Neues Baugebiet ist "ein weiteres Stück Attraktivität für Mauern"

Mauern - Neuer Wohnraum ja, aber nicht zu Lasten des Hochwasserschutzes: Das ist das Credo zur geplanten Ausweisung des neuen Baugebiets „Am Wurzelgraben“. Die Tennisplätze würden dem Bau allerdings zum Opfer fallen.

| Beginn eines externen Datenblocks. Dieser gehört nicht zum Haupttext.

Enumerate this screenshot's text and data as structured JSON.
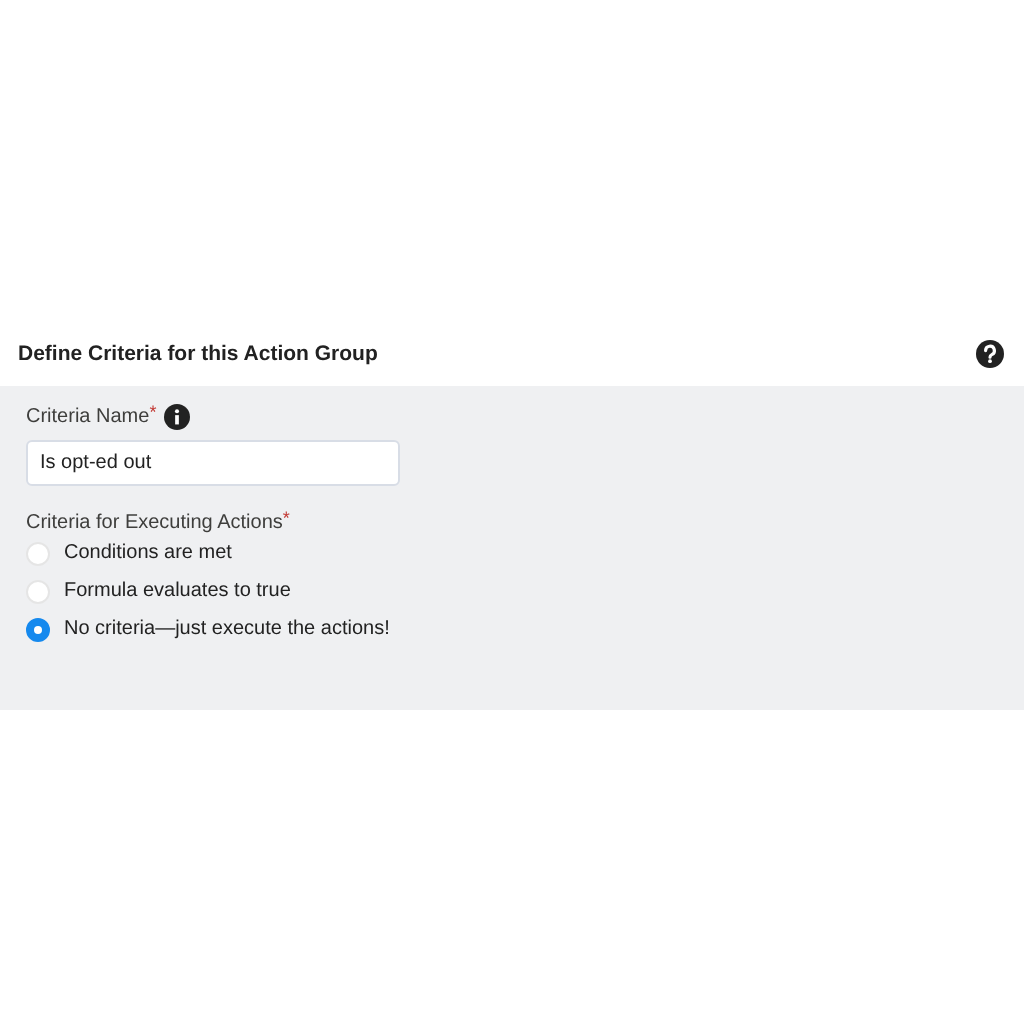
{
  "header": {
    "title": "Define Criteria for this Action Group"
  },
  "name_field": {
    "label": "Criteria Name",
    "required_mark": "*",
    "value": "Is opt-ed out"
  },
  "criteria": {
    "label": "Criteria for Executing Actions",
    "required_mark": "*",
    "options": [
      {
        "label": "Conditions are met",
        "selected": false
      },
      {
        "label": "Formula evaluates to true",
        "selected": false
      },
      {
        "label": "No criteria—just execute the actions!",
        "selected": true
      }
    ]
  }
}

„Satte 30 000 Quadratmeter“, so Bürgermeister Georg Krojer, gelte es zu überplanen. In der Gemeinderatssitzung am Dienstag stellte er die Eckdaten vor. Das Gelände ist im Flächennutzungsplan als Sportareal ausgewiesen. Dieser muss geändert werden. „Das Areal hat eine leichte Südhanglage und gehört der Gemeinde“, sagte Krojer. Das Gebiet an der Straße „Am Sportpark“ wäre „ein weiteres Stück Attraktivität für Mauern“, davon ist der Rathauschef überzeugt. Schließlich soll die Kommune für Alteingesessene lebenswert bleiben, aber auch Neubürger anziehen. „Und im Wollersdorfer Feld haben wir nur noch vier Parzellen. Ein Doppelgrundstück ist gestern verkauft worden“, verriet Krojer.

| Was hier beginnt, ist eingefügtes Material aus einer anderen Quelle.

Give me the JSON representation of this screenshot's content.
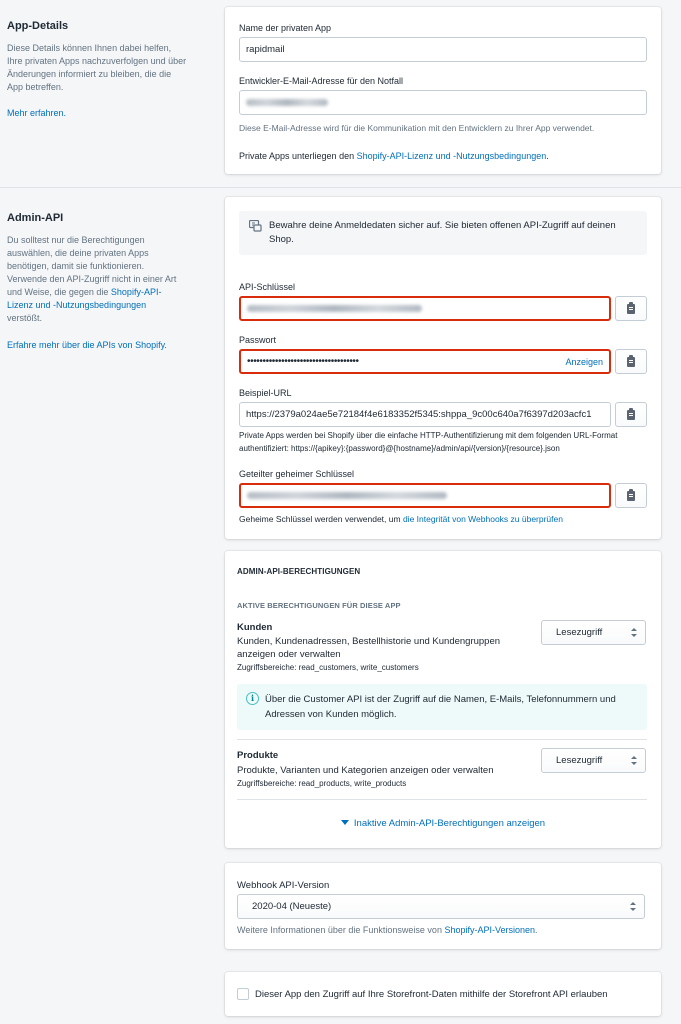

Doch bevor mit der Realisierung begonnen werden kann, muss erst der Hochwasserschutz am Wurzelgraben umgesetzt werden. Bei der Flut im Sommer 2013 habe der Bach das viele Wasser gar nicht mehr aufnehmen können. „Wir müssen das so in den Griff kriegen, dass der Schaden möglichst gering ist, wenn etwas kommt“, betonte Krojer.

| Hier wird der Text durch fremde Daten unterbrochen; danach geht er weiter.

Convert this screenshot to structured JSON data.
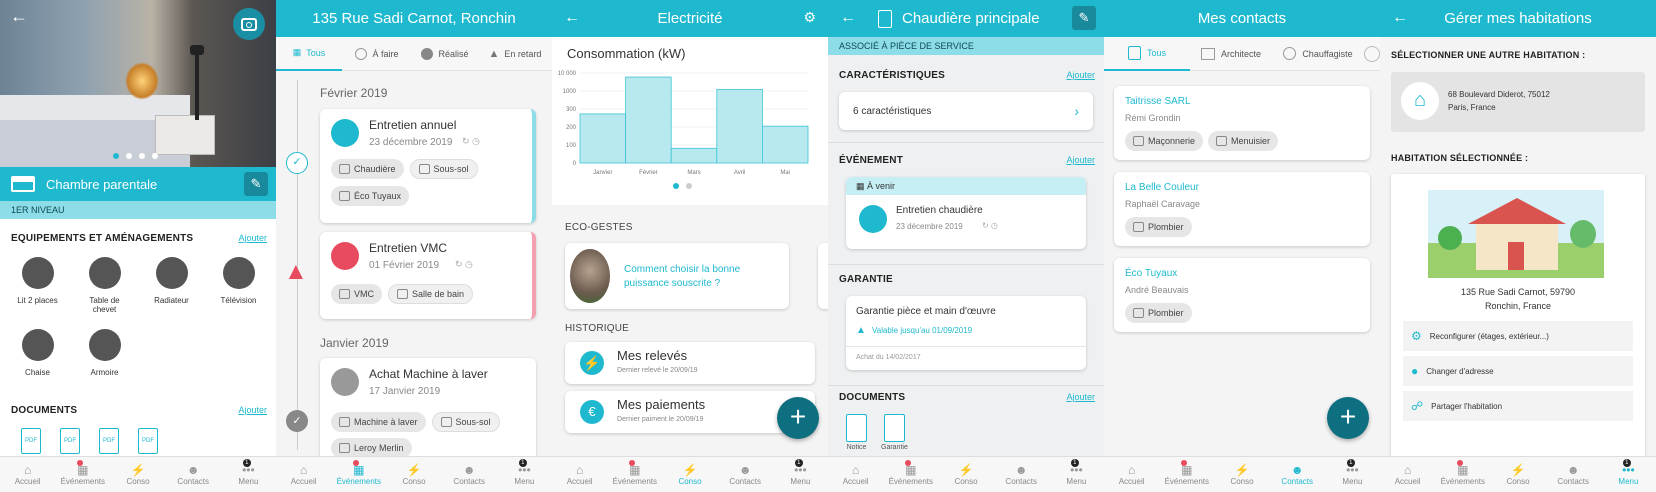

Auch einige Zuhörer meldeten sich zu Wort. So seien die dortigen landwirtschaftlichen Flächen vom Landratsamt Freising schon als Überschwemmungsgebiet ausgewiesen, sagte ein Gast. „Der Hochwasserschutz am Wurzelgraben muss erst in trockenen Tüchern sein, bevor dort Häuser stehen“, fordert auch Gemeinderat Josef Deliano jun. (CSU). „Die Tennisplätze müssen ausgelagert werden“, so Krojer, der noch Vorsitzender des TC Mauern ist. Bei der heutigen Jahreshauptversammlung tritt er allerdings nicht mehr an. „Der neue Vorstand muss umgehend in die Planung einsteigen“, fordert der Bürgermeister.

Mit der Erschließung soll spätestens Mitte nächsten Jahres begonnen werden. Ob das Areal komplett oder in zwei Abschnitten bebaut wird, ist noch offen. „Wir könnten 20, 25 oder 30 Parzellen in Los eins erschließen. Dann siedelt später der Tennisplatz ab. Und dann wird Los zwei erschlossen“, regte Krojer an. „Ich finde die Idee super“, bekam er Unterstützung von Siegfried Probst (FW). Zudem würden nicht sofort alle Kosten anfallen. Überplant wird jedoch alles. „Das Konzept muss generell stehen“, stellte Krojer klar. Einstimmig fassten die Räte den Grundsatzbeschluss für das Baugebiet. Jetzt sollen Planer ins Rathaus eingeladen werden, um ein Überplanungsangebot abzugeben.